Per cominciare, è utile distinguere tre concetti fondamentali:

  • Governare i dati significa decidere le regole del gioco. Come descritto nella precedente pubblicazione “Cosa significa governare i dati in un consiglio comunale?", risponde a domande come: chi decide, chi è responsabile, per cosa possono essere utilizzati i dati, chi può accedervi e quali garanzie devono essere applicate
  • Gestire i dati significa applicare queste regole quotidianamente. Risponde a domande come: dove vengono archiviati, come vengono aggiornati, come vengono documentati, come vengono condivisi, come vengono conservati e come vengono integrati con altri sistemi.
  • Garantire la qualità dei dati significa assicurarsi che siano sufficientemente validi per l'uso previsto. Risponde a domande come: sono corretti, completi, aggiornati, coerenti, univoci, comprensibili e utili per il processo decisionale?

Nessuno di questi tre pezzi funziona bene da solo.

Governance dei dati: applicazione di criteri e responsabilità

Gestire i dati non significa creare una mole enorme di documentazione o complicare il lavoro comunale. Significa piuttosto stabilire criteri minimi affinché i dati importanti del consiglio comunale abbiano responsabilità, utilizzi chiari e garanzie.

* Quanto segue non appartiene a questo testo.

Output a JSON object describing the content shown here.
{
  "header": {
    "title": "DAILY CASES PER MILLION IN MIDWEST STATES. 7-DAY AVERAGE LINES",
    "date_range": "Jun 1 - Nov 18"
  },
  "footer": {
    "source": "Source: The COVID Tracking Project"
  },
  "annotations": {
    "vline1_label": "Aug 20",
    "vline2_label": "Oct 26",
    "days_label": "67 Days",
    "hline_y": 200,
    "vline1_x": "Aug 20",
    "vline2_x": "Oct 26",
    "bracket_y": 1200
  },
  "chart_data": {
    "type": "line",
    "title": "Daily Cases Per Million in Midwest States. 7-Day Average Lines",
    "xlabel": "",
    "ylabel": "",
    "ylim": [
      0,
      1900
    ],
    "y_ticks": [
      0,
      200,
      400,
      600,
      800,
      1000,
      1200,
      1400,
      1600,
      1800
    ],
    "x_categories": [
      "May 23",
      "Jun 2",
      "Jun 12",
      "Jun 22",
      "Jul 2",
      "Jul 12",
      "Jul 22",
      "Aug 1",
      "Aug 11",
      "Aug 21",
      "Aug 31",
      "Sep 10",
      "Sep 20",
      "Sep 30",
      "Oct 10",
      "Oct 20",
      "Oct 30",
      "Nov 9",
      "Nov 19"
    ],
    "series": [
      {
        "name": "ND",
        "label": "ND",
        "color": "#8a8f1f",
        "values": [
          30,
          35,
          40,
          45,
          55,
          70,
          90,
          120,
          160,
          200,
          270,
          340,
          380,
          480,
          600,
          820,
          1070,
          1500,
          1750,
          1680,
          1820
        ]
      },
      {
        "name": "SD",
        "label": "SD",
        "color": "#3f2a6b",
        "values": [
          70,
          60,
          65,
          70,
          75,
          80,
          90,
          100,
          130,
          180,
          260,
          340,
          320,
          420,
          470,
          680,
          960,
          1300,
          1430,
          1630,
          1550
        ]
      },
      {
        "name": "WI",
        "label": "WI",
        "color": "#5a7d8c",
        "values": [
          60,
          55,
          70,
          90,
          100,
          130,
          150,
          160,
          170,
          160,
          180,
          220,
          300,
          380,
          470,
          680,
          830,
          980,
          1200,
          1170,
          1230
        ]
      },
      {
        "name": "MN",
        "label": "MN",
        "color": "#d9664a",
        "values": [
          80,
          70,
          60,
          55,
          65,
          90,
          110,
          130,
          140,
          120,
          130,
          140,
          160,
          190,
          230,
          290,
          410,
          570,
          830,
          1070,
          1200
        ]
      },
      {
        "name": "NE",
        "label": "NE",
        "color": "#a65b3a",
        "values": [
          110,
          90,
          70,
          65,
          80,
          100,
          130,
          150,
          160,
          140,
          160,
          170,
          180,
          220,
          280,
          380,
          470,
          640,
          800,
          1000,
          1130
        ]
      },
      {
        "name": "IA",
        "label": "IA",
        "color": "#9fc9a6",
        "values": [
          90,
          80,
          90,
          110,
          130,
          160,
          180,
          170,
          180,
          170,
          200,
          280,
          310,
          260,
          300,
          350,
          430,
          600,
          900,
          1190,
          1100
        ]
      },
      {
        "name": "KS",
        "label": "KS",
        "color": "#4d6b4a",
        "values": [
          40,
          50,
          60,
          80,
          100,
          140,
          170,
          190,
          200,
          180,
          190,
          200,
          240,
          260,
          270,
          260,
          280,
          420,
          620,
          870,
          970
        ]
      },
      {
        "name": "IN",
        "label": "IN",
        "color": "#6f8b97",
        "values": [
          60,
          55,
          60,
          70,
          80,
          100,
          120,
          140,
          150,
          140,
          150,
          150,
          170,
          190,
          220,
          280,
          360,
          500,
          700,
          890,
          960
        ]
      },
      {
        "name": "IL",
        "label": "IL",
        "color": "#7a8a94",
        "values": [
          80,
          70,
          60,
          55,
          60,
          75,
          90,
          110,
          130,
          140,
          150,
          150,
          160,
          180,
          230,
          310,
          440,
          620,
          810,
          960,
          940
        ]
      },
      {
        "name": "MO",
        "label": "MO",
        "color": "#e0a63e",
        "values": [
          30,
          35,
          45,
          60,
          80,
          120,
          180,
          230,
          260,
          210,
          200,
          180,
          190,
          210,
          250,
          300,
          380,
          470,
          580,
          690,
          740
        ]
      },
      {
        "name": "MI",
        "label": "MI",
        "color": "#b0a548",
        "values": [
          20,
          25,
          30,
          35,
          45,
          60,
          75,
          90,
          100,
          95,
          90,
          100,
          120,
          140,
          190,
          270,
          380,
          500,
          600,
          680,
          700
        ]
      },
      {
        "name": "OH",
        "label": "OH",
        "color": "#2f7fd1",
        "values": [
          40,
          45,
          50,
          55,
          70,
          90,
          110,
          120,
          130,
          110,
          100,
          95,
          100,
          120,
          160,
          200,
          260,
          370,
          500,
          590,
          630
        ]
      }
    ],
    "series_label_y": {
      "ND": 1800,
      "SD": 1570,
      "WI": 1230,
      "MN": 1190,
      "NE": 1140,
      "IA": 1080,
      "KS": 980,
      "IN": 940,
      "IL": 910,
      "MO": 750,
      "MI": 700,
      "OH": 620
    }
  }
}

Ad esempio, in un piccolo comune, una struttura formale di governance dei dati potrebbe non essere necessaria. Tuttavia, è fondamentale sapere chi conosce meglio i dati del censimento, chi può convalidare i dati economici, chi è responsabile dei dati relativi alla pianificazione urbanistica o chi può decidere se le informazioni possono essere pubblicate sul portale. transparència.

È inoltre necessario sapere quali dati siano particolarmente sensibili, quali possano essere condivisi con altre amministrazioni, quali siano cruciali per la gestione comunale e quali, se non adeguatamente protetti, possano generare rischi. La gestione dei dati è, pertanto, una responsabilità pubblica. Si tratta di decidere come trattare le informazioni comunali affinché siano utili, sicure, affidabili e rispettose dei diritti dei cittadini.

Gestione dei dati: far funzionare le regole quotidianamente.

La gestione dei dati è la parte più operativa. Si tratta dell'insieme di pratiche che consentono di mantenere i dati organizzati, aggiornati, accessibili e riutilizzabili.

In un piccolo municipio, la gestione dei dati può assumere significati molto specifici:

  • Specificare chiaramente in quale sistema viene registrata ciascuna informazione.
  • impedire che gli stessi dati vengano gestiti in modo diverso in più file.
  • Documentare, come minimo, il contenuto di ciascun set di dati.
  • Stabilire chi può modificare determinati dati.
  • Rivedere periodicamente i dati critici.
  • garantire che i dati possano essere esportati o condivisi quando necessario.
  • conservare le informazioni per il tempo necessario.
  • Evitate di affidarvi a una sola persona o a un solo fornitore per comprendere i dati.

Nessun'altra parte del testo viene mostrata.